Second Place – Howard
1. Italian Steak Sandwich
2. Fried Hamburger with Onions & Sauce
3. Jumbo French Fries
4. Funnel Cake
5. Italian Ice
6. Chili Dog
7. Orangeade

DNQ – Did not Qualify - Minimum of Five major fried items need to be eaten

Bryan – absolutely pitiful showing
1. Italian Steak Sandwich
2. Corn Dog
3. Fried Hamburger with Onions & Sauce
4. ½ whoppee pie

Monday, September 13, 2004

Please don't let me die alone at Spa 88!

In a city where you can be killed or drop dead at any moment, I always try to rate my worst-case death scenario. Yesterday, I was confronted with the terrifying possibility of being left for dead at Spa 88 aka the Wall Street Bath and Day Spa on Fulton Street. If I am ever with you at Spa88 and I pass out in the sauna or have a heart attack in the cold pool or slip in the steam room, please don't abandon me leaving me to be stuffed into the Siberian Pelemeny in the restaurant or have my breasts cut off to be used as jacuzzi flotation devices!

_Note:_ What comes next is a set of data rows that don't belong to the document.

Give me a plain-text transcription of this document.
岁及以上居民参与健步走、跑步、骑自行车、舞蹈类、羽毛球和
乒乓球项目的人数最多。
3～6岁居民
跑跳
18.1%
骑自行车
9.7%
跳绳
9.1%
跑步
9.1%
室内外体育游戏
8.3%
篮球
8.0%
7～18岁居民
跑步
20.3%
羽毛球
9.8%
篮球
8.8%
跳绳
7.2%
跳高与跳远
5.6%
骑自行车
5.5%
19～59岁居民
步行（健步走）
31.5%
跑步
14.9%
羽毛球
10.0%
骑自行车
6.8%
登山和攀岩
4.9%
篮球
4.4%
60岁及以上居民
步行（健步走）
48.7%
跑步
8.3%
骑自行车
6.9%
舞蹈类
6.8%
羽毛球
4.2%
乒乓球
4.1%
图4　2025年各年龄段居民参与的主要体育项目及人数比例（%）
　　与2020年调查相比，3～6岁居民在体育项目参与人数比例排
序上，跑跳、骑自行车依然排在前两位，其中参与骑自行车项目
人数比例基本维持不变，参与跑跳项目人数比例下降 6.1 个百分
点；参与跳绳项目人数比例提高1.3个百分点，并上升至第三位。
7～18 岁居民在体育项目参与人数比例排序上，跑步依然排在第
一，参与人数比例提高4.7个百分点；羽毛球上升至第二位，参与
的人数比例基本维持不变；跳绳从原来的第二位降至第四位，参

Friday, September 10, 2004

$40=Painting, Mirror and Two Hours of Crack

The Norm Crosby-loving cad described in the blind item earlier this week has completely made it up to the West Village socialite he left last weekend waiting for him in his lobby. She's fully satisfied. Here's how he did it-
1. He took her to Sparks. Classy.
2. He purchased a beautiful mirror for her from a bum on the street selling trash
while he bought a painting for himself.
3. Before fully purchasing, he examined all cracks.
4. He threatened to throw his dog off of the bed when the dog started growling at
her.
5. He offered to get her juice when he she asked for it.
6. He gave her his ex's bobby pins.
7. She thinks he told her that he acutally liked her, although she's not sure if he
was talking to her or to his dog.


Monday, September 06, 2004

Blind Item

What decadent handsome editor-in-chief known for his love of the OTB and The Poseidon Adventure couldn't fufill his end of a booty call? Rumor has it he convinced a charming, chaste and gorgeous West Village socialite to come downtown to watch the Jerry Lewis telethon with him only to pass out on his daybed leaving her confused in her negligee waiting for him in his lobby? He says he'll make it up to her. She's not sure how.

Best Celeb Siting of the Week

Today I think I almost fell over when I realized I was walking behind Lenny Kravitz, Lisa Bonet and daughter Zoe all walking hand in hand on Broome Street. Lenny and I are the same size. I don't think he recognized me from the time we shared a picnic lunch at Jones Beach back in 1994.